EXPLAIN (ANALYZE, BUFFERS)
SELECT * FROM orders WHERE tenant_id=$1 AND user_id=$2 ORDER BY created_at DESC LIMIT 20;
6) When not to index
- Columns with very low cardinality (e.g., boolean flags) unless combined with others.
- Small tables (seq scan wins).
- Columns that change constantly (high write/update cost).
- “Just in case” indexes—check usage stats first, then delete if unused.
7) Maintenance & safety
- Keep stats fresh: Postgres autovacuum/autoanalyze; MySQL ANALYZE TABLE.
- Build indexes online where possible (
CONCURRENTLY,ONLINE/ALGORITHM=INPLACE). - Replace safely: create new index, switch queries, then drop the old (also concurrently).
- Watch for bloat after big deletes; plan REINDEX in off‑peak windows.
- Monitor: cache hit ratio, index/seq scan ratio, slow query logs.
Pitfalls & fast fixes
| Pitfall | Why it hurts | Fix |
|---|---|---|
| Wrong column order in composite | Planner can’t use leftmost rule | Put equality & most selective first |
| Functions on columns in WHERE | Plain index is ignored | Use expression index and match predicate |
| Leading wildcard (%term) | B‑tree can’t help | Use trigram/full‑text or search service |
| Sorting different from index | Extra sort step | Align ORDER BY with index order (ASC/DESC) |
| Too many similar indexes | Slower writes, more disk | Consolidate into a single composite/covering |
| Stale stats | Bad plans | Run analyze; tune autovacuum thresholds |
Quick checklist
- [ ] Index your WHERE + JOIN + ORDER BY (in that priority).

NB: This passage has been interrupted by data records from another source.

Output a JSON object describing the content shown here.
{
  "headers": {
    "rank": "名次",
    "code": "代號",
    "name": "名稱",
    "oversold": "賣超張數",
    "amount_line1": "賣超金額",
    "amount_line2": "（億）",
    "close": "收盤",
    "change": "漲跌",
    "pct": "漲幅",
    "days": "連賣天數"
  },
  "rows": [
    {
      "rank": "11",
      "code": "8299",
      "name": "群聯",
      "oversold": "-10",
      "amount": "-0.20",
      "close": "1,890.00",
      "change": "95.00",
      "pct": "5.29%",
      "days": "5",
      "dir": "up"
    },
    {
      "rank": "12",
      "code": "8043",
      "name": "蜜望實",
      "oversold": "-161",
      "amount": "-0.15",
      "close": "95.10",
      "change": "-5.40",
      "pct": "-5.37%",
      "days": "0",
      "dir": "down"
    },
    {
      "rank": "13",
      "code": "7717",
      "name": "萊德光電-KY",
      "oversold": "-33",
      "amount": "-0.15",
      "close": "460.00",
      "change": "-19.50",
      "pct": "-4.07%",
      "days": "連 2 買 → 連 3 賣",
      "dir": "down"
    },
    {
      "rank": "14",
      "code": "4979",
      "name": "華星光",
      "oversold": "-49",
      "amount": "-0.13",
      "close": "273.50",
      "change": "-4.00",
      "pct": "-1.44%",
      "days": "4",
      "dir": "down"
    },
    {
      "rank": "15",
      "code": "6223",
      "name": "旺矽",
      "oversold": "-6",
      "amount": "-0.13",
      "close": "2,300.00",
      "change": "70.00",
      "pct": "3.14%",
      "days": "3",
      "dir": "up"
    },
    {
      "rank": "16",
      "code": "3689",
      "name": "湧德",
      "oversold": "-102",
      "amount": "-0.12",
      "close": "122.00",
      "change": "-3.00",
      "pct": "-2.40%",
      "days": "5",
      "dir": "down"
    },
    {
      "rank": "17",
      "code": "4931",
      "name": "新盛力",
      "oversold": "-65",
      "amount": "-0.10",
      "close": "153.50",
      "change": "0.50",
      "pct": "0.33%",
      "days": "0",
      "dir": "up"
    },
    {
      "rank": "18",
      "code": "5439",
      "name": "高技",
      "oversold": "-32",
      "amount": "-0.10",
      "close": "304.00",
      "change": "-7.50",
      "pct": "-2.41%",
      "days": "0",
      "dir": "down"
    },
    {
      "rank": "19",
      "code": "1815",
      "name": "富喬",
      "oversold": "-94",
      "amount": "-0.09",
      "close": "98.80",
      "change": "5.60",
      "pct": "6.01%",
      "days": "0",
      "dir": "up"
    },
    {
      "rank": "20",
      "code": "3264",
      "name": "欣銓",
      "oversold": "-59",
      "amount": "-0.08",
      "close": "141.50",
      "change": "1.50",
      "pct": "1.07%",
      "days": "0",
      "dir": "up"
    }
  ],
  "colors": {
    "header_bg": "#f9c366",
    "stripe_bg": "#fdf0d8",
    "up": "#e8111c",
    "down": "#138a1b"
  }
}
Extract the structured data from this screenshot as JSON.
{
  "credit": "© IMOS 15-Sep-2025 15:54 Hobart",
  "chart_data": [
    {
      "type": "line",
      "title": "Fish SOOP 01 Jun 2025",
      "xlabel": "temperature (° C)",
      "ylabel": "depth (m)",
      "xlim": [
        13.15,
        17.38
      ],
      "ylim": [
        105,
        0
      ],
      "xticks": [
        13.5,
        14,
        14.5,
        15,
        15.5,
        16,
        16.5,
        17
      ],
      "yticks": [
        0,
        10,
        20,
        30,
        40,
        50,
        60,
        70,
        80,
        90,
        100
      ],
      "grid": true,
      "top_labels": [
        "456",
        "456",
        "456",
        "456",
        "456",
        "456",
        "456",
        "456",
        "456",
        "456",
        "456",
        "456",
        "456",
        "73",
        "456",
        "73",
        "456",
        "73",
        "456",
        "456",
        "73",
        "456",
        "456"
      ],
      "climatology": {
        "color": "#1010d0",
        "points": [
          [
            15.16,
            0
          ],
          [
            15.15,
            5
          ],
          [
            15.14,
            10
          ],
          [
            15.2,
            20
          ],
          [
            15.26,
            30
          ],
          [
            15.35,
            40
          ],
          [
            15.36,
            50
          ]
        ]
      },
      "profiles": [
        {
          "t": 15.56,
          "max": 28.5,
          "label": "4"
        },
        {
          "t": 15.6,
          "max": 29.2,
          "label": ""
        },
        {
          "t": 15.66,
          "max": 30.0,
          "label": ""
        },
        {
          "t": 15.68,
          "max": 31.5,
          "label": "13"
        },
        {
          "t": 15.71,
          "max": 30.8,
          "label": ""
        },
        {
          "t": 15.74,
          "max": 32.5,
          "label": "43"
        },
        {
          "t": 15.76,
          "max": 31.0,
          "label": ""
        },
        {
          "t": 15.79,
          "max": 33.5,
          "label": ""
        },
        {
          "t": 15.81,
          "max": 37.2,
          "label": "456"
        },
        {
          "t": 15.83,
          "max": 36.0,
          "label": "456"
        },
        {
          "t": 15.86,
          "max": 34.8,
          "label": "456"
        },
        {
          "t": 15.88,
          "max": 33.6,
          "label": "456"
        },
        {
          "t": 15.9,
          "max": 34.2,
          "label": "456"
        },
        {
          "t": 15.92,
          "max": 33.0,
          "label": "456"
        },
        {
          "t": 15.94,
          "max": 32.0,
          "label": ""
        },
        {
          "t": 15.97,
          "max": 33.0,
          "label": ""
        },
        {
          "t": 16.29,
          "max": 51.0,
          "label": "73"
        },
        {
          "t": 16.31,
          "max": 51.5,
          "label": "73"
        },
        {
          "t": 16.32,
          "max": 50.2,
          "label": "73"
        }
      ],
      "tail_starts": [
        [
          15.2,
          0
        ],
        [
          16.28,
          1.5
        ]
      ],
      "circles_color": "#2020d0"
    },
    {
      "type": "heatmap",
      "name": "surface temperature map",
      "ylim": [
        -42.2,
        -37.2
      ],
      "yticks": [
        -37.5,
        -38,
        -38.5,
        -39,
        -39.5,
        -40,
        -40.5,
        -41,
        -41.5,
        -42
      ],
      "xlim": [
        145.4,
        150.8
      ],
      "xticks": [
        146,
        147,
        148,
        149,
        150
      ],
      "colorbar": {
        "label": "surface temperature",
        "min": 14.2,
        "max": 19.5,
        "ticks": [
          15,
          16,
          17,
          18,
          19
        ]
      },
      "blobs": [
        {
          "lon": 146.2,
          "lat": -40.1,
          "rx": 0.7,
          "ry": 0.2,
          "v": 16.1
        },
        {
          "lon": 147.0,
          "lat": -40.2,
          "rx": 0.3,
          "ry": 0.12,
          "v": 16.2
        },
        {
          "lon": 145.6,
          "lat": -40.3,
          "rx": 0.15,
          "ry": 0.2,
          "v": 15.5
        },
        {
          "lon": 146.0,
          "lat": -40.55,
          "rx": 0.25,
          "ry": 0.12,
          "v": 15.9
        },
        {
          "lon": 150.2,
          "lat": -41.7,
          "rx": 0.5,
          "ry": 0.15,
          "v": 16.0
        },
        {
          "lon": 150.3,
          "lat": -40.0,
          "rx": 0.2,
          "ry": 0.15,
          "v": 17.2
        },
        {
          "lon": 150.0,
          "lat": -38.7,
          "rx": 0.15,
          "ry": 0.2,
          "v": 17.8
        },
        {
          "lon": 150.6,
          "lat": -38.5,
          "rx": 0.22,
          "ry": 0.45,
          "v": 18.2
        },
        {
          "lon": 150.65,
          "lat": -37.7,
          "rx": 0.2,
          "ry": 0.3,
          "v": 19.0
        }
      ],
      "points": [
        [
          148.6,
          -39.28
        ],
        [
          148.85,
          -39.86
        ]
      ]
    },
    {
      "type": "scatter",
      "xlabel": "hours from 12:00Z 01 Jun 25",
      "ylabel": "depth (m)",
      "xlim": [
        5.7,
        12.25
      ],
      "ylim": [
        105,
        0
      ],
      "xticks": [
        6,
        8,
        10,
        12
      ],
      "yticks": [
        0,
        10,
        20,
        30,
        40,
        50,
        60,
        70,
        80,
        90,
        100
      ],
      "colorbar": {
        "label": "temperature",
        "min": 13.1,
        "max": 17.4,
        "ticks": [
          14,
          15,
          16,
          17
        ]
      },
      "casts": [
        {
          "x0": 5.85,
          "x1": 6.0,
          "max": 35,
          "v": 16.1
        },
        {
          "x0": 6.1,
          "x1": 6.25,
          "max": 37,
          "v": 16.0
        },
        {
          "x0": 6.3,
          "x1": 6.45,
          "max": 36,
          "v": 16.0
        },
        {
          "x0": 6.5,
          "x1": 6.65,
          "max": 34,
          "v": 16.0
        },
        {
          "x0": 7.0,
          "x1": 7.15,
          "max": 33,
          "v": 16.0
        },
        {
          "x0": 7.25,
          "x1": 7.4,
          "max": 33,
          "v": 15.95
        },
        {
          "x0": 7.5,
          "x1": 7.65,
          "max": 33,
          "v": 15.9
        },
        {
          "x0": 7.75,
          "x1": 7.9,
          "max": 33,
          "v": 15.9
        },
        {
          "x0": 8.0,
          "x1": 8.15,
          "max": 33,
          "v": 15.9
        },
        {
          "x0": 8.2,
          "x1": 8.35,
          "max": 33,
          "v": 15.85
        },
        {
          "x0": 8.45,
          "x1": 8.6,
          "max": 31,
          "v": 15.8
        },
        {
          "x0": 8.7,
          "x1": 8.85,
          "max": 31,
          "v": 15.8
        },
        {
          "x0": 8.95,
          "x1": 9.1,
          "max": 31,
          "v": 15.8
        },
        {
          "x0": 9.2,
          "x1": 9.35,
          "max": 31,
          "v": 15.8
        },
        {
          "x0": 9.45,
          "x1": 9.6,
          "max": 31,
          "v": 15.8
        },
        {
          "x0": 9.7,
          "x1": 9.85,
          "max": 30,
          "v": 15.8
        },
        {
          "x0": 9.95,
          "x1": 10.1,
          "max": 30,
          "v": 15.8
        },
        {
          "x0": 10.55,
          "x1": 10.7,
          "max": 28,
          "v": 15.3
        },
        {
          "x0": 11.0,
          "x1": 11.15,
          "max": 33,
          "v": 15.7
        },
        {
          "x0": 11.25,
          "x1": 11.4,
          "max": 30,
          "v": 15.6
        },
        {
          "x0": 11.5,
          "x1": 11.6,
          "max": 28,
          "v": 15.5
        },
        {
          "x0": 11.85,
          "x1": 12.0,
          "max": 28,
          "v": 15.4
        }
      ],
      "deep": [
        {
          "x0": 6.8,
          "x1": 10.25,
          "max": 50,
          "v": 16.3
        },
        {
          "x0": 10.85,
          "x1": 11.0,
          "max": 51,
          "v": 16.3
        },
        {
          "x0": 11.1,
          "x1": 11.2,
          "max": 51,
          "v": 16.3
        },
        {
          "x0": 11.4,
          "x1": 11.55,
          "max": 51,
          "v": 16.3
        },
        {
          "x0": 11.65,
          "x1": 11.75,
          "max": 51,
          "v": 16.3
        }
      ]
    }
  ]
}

- [ ] Design composite indexes with correct left‑prefix.
- [ ] Use covering to skip table reads for hot paths.
- [ ] Add partial/expression indexes for targeted speedups.
- [ ] Verify with
EXPLAIN (ANALYZE)and monitor real usage. - [ ] Periodically prune unused/overlapping indexes.
One‑minute adoption plan
- List your top 5 slow queries from logs.
- For each, sketch the index that matches its filters + order.
- Create online; compare before/after with
EXPLAIN (ANALYZE). - Consolidate overlapping indexes; drop unused ones.
- Add a CI guard that runs
EXPLAINon changed queries (or uses a plan linter).